REGISTRO DA OCORRÊNCIA
Após tomar conhecimento da situação, a vítima procurou a delegacia e registrou boletim de ocorrência. A partir disso, a Polícia Civil iniciou diligências para identificar a autoria das mensagens e esclarecer as circunstâncias do crime.
Durante a apuração, os investigadores constataram que o perfil falso foi criado com o uso indevido de dados pessoais de terceiros, estratégia adotada para tentar ocultar a identidade da responsável e dificultar sua responsabilização criminal.
AUTORIA IDENTIFICADA
No decorrer das investigações, foi identificada como autora uma mulher de 32 anos, ex-colega de trabalho da vítima. Localizada e ouvida na delegacia, ela confessou a criação do perfil falso e o envio das mensagens.
Em depoimento, a investigada alegou que acreditava ter sido prejudicada pela vítima no ambiente profissional, o que teria motivado a prática dos crimes.
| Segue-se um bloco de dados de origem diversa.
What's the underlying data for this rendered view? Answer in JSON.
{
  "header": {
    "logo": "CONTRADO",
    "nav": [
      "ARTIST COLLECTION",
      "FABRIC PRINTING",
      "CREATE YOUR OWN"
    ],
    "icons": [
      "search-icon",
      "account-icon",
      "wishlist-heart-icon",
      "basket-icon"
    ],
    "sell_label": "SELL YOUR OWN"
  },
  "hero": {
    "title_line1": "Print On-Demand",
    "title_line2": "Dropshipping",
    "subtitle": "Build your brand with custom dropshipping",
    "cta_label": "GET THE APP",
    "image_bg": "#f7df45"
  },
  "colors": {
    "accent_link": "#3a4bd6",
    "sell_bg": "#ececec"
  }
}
CRIMES VIRTUAIS TÊM CONSEQUÊNCIAS
O delegado titular da 63ª Delegacia de Polícia de Paraíso, José Lucas Melo, destacou que ainda é recorrente a falsa sensação de anonimato no ambiente virtual.
Segundo ele, muitas pessoas acreditam que podem cometer crimes na internet sem serem responsabilizadas, mas as investigações demonstram que práticas criminosas no meio digital geram consequências no mundo real.
ENCAMINHAMENTO DO CASO
Com a conclusão do procedimento policial, a autora foi indiciada pelos crimes de injúria, difamação e falsa identidade. O inquérito foi encaminhado ao Ministério Público e ao Poder Judiciário para adoção das providências cabíveis.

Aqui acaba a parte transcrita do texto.